PETALING JAYA: Malaysian investors in Australia will most likely focus on commercial properties with the implementation of new tax rates targetting foreign buyers of residential real estate, according to Knight Frank Australia.
The property consultancy, which recently organised a roadshow to gauge investors’ sentiment, noted that the Australian property market remained a key attraction for Malaysian investors despite the recent changes to the country’s property tax law.
“Despite the recent stamp duty changes imposed on foreigners purchasing residential property, interest from Malaysian private and institutional investors is remarkably strong,” Knight Frank head of commercial sales Paul Henley said in a statement.
“We expect many commercial, hotel and retail assets transactions from Malaysian investors over the next year.
“These assets are not impacted by the tax changes, and some residential specialists will still show interest at the right pricing metrics to build scale,” he added, referring to SP Setia Bhd’s recent purchase of an office tower at 288 Exhibition Street, Melbourne, for A$101mil (RM312.3mil) as an example of the growing interest of Malaysian investors in Australia’s commercial property sector.
In an effort to limit the amount of foreign money coming into its real-estate market to keep home prices from rising further, the Australian government had implemented new tax laws targetting foreign investors. These changes included a stamp duty surcharge of up to 7% of residential real estate, and an extra 10% withholding tax for a property with a market value of more than A$2mil.

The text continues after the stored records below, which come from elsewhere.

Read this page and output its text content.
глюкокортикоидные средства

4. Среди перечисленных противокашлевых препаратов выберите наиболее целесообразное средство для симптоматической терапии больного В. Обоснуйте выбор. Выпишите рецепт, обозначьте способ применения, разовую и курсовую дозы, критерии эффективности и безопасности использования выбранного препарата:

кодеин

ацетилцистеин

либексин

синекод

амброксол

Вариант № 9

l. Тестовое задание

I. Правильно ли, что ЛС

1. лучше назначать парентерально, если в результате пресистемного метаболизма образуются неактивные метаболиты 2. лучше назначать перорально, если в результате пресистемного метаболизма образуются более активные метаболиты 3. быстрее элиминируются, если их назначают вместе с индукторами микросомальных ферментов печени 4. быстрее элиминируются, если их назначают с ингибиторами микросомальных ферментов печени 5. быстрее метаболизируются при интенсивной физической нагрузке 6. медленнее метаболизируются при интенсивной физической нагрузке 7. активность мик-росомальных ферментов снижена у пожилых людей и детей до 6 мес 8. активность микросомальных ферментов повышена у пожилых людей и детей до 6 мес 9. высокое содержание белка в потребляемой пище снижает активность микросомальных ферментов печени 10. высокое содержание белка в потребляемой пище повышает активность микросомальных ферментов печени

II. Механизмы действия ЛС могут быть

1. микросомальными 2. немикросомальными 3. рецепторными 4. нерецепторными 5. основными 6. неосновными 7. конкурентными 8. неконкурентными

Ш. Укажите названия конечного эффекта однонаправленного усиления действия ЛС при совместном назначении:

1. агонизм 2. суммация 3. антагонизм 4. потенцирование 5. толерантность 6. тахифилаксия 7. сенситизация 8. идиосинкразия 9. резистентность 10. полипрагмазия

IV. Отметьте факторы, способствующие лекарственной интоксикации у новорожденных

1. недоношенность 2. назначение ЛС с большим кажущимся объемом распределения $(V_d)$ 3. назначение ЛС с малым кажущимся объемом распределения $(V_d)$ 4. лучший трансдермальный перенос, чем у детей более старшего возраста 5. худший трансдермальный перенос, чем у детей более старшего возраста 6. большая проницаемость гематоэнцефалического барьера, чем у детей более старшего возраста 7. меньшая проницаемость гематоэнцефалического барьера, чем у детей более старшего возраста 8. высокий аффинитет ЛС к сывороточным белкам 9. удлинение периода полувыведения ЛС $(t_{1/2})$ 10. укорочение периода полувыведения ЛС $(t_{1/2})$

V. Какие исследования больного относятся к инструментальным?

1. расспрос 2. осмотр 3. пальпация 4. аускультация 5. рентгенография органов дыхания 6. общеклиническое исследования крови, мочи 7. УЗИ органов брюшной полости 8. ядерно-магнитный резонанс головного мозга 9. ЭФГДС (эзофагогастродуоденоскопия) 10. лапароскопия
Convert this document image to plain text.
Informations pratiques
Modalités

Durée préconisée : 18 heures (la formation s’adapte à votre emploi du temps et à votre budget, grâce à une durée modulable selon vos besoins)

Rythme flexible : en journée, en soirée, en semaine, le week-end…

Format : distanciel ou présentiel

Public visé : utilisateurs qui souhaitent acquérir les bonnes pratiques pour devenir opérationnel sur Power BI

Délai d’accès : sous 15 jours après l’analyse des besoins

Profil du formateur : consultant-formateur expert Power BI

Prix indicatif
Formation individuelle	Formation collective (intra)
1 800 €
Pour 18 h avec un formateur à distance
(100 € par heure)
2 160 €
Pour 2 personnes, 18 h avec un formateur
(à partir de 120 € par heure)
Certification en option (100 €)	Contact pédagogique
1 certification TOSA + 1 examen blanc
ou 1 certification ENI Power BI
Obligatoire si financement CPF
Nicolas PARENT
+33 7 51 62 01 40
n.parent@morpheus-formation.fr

According to Henley, the Australian property market remained attractive to Malaysian investors due to its strong underlying economic fundamentals, including a record-low interest-rate environment.
Malaysian investments in Australian real estate had averaged at A$750mil over the past six years, although deal flow had not been as prevalent over the past year.
“With interest rates having dropped to their lowest ever, and a stable political scene with the Federal election result, combined with an ever-growing population, Australia is well-positioned for offshore investors,” he said.
Separately, Sarkunan Subramaniam, Knight Frank’s managing director for Malaysia, said there was a close connection between Malaysia and Australia because the latter is one of the preferred education and tourism destinations for many Malaysians.
“Many Malaysians travel there for education... 77% of Malaysia’s ultra-high net worth individuals are expected to send their children abroad for university over the next year,” he said.
In addition, Sarkunan said there was a growing number of Malaysians visiting Australia, with the rate having risen by more than 40% over the past three years.
Meanwhile, Knight Frank head of research and consulting Matt Whitby said UK’s referendum to leave the European Union, or Brexit, would likely accentuate global capital flows into Australia.
“I expect Australia to benefit from Brexit and other global uncertainty, as it remains a safe-haven for investors. With volumes slowing over the past quarter, mainly on the back of limited supply of assets, I expect Brexit will accentuate the capital flows into Australia and volumes will pick up in the second half of 2016,” Whitby said.
“Australia’s economy is the envy of the developed world, growing at 3.1% as at the March 2016 quarter. Sydney and Melbourne are driving performance, while our population is strong, with a growth average of 1.5% across the country,” he added.